The costumes also don't help much, although (to be fair) they don't look all that much sillier than the vestments worn by Catholic priests.
Even with all this, Elizabeth Dodd and the other Catholic worrywarts are correct that Wicca is growing. There are now splinter sects (you knew it had to happens sooner or later) -- including the "Reformed Druids of North America" (named presumably to distinguish them from any Unreformed Druids who are running around skyclad in your local woods). A US government website estimates that in 2001, 134,000 individuals in in the US identified themselves as Wiccans, as compared with 8,000 in 1990. That, my friends, is a lot of Wiccans.
There has been a lot of argument over whether Wicca is actually a religion (usually this argument has erupted in the context of the US government's tax-shelter policy toward religions, and in one well-publicized case, the use of Wiccan symbols on a gravestone in Arlington Cemetery). To me, from the standpoint of having a lot of silly beliefs based upon no evidence whatsoever, and involving apparently enormous amounts of wishful thinking, Wicca is clearly a religion.

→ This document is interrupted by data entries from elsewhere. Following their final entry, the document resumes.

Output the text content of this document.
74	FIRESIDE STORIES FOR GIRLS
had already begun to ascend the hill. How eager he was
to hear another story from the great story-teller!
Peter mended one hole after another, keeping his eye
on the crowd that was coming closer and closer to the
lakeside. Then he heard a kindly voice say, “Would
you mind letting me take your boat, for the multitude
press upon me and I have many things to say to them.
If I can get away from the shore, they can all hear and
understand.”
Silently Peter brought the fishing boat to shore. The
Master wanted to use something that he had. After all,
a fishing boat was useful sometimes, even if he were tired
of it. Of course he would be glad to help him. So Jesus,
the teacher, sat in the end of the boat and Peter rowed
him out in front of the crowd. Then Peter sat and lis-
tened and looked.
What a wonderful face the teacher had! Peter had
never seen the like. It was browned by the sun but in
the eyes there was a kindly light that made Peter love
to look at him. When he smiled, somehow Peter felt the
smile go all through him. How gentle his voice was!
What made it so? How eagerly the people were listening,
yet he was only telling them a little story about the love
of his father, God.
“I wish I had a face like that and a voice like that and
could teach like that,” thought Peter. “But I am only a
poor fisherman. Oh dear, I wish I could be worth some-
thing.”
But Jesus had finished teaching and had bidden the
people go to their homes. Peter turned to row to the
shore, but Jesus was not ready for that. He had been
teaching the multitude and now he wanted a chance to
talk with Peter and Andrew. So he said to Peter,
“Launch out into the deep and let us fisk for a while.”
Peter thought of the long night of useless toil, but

The amusing thing, to me, is that now you have people like Elizabeth Dodd claiming that the Wiccans need to become Catholics, because her set of unsupported, zero-evidence beliefs are better than their set of unsupported, zero-evidence beliefs. I find the whole thing screamingly funny. Hey, the more time they spend yelling at each other, the less time they'll have to send hate mail to me.